Illa J. Tu sais quoi, j’écoute beaucoup de musique House et Techno ! Ils en jouent beaucoup à la radio, j’écoute souvent des mixes. J’ai grandi avec ces musiques et d’ailleurs le tout premier beat que j’ai créé, un truc rapide et groovy, ressemblait davantage à un rythme house. Un featuring pourrait être quelque chose de super mais je n’en suis pas encore là, chaque chose en son temps. Mon nouveau disque est le premier sur lequel j’explore des choses un peu différentes, comme pour le titre un peu funky “Sunflower feat allie”, qui comporte des influences house music. Mes albums à venir seront ouvert à différents styles et il y aura probablement des expériences plus technos.
Cyprien Rose. Dernière question, quelle est ta plus grande ambition dans la vie ?
Illa J. Je veux faire évoluer mon boulot aussi loin que je le peux, c’est le truc le plus important. Ne jamais arrêter d’enregistrer et faire en sorte qu’a chaque fois que j’ai l’impression d’être arrivé au bout, de toujours me remettre en question pour avancer jusqu’au prochain, à mon rythme. Je veux juste montrer que l’on peut avancer en laissant les choses derrière nous, vivre avec le fait que nous sommes tous infini. Avec mon expérience de ne jamais arrêter de faire de la musique, d’être meilleur à chaque fois, être un exemple pour montrer qu’il n’est jamais trop tard pour y arriver. Chacun se démarque avec un truc, un style, et certains vivent plus longtemps que d’autres, mais s’il y a bien une chose qui nous unit c’est que l’on doit tous grandir, et donc devenir meilleur. Je pense que la seule chose que l’on se doit de faire est de ne jamais arrêter de devenir meilleur.
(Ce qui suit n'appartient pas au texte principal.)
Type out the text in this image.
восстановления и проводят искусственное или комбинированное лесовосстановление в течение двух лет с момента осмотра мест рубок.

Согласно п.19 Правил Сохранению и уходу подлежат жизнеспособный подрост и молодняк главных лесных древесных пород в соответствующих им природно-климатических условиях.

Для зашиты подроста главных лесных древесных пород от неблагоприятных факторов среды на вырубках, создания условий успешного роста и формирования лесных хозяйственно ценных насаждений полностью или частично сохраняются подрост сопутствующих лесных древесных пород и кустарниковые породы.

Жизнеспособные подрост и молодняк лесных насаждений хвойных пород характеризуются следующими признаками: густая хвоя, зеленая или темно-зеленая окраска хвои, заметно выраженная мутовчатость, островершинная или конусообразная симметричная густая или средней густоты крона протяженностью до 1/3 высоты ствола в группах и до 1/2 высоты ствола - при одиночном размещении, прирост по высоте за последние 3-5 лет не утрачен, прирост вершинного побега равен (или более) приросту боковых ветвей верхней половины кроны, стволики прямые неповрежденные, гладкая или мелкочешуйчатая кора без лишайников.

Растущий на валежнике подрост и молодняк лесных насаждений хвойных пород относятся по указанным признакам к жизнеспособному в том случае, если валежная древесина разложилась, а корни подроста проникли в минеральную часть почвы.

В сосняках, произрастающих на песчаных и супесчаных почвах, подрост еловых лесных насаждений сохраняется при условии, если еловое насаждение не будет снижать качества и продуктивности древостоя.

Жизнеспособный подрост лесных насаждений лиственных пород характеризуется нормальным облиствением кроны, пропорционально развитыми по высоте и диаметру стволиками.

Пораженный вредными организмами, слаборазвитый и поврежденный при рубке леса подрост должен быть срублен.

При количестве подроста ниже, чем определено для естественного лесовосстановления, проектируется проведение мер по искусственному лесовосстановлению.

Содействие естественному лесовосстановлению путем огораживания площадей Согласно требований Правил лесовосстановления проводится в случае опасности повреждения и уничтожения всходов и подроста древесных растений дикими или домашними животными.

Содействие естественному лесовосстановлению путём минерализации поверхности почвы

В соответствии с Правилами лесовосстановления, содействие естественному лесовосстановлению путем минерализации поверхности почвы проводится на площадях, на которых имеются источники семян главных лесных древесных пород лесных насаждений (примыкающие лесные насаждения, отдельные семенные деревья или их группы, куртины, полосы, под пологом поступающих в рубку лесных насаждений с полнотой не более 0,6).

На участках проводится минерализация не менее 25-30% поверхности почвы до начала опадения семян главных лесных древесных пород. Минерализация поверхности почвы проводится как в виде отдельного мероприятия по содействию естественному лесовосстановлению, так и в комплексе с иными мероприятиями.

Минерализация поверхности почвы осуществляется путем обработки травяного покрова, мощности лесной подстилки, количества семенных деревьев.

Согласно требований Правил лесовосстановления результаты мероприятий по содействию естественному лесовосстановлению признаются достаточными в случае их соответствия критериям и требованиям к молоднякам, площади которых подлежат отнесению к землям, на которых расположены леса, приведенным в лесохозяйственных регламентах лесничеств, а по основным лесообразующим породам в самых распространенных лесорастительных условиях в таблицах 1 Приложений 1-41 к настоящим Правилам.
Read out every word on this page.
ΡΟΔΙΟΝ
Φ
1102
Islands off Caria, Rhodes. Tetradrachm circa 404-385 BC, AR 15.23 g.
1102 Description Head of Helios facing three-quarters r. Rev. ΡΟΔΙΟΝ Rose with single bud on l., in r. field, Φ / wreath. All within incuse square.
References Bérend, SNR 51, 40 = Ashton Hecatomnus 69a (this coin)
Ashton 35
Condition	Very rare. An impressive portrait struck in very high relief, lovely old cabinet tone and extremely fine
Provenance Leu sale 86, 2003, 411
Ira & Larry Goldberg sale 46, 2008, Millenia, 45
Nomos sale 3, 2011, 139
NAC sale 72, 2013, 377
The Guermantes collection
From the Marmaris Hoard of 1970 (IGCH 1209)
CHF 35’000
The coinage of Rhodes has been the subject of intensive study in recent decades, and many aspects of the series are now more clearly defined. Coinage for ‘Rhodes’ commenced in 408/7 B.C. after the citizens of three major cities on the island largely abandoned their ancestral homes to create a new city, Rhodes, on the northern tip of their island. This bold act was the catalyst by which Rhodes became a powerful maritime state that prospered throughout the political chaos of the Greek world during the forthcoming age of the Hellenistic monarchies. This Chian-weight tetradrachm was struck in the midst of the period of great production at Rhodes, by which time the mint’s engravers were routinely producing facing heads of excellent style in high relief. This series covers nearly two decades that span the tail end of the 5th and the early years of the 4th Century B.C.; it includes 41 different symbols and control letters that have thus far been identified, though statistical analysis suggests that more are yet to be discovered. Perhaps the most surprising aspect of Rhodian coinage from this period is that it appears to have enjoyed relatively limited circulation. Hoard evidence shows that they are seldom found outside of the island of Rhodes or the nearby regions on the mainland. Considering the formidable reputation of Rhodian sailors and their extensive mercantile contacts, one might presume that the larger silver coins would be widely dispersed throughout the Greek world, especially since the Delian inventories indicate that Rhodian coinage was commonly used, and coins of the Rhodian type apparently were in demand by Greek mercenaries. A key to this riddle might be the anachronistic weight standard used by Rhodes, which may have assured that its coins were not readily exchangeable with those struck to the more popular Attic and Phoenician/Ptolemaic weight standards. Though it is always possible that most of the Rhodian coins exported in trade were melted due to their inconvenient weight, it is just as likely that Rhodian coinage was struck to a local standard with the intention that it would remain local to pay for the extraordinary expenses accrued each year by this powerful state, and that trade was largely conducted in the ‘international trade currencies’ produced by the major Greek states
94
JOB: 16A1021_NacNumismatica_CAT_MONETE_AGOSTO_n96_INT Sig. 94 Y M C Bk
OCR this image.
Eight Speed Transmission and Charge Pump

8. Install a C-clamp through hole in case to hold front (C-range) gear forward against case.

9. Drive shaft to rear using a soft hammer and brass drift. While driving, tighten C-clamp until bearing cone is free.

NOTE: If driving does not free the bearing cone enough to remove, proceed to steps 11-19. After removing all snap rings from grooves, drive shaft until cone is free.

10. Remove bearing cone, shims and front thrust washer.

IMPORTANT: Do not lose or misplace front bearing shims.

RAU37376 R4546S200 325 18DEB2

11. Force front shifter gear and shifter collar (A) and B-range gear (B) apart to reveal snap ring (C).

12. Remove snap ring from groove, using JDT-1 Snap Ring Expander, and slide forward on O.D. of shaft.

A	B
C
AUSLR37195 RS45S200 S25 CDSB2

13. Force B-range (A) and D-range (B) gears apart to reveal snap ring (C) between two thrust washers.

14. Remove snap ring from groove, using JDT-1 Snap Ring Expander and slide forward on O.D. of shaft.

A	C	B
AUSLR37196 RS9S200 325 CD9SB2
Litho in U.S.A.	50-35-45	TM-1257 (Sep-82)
Fondateur de Houz-Motik, coordinateur de la rédaction de Postap Mag et du Food2.0Lab, Cyprien Rose est journaliste indépendant. Il a collaboré avec Radio France, Le Courrier, Tsugi, LUI... Noctambule, il œuvre au sein de l'équipe organisatrice des soirées La Mona, et se produit en tant que DJ. Il accepte volontiers qu'on lui offre un café...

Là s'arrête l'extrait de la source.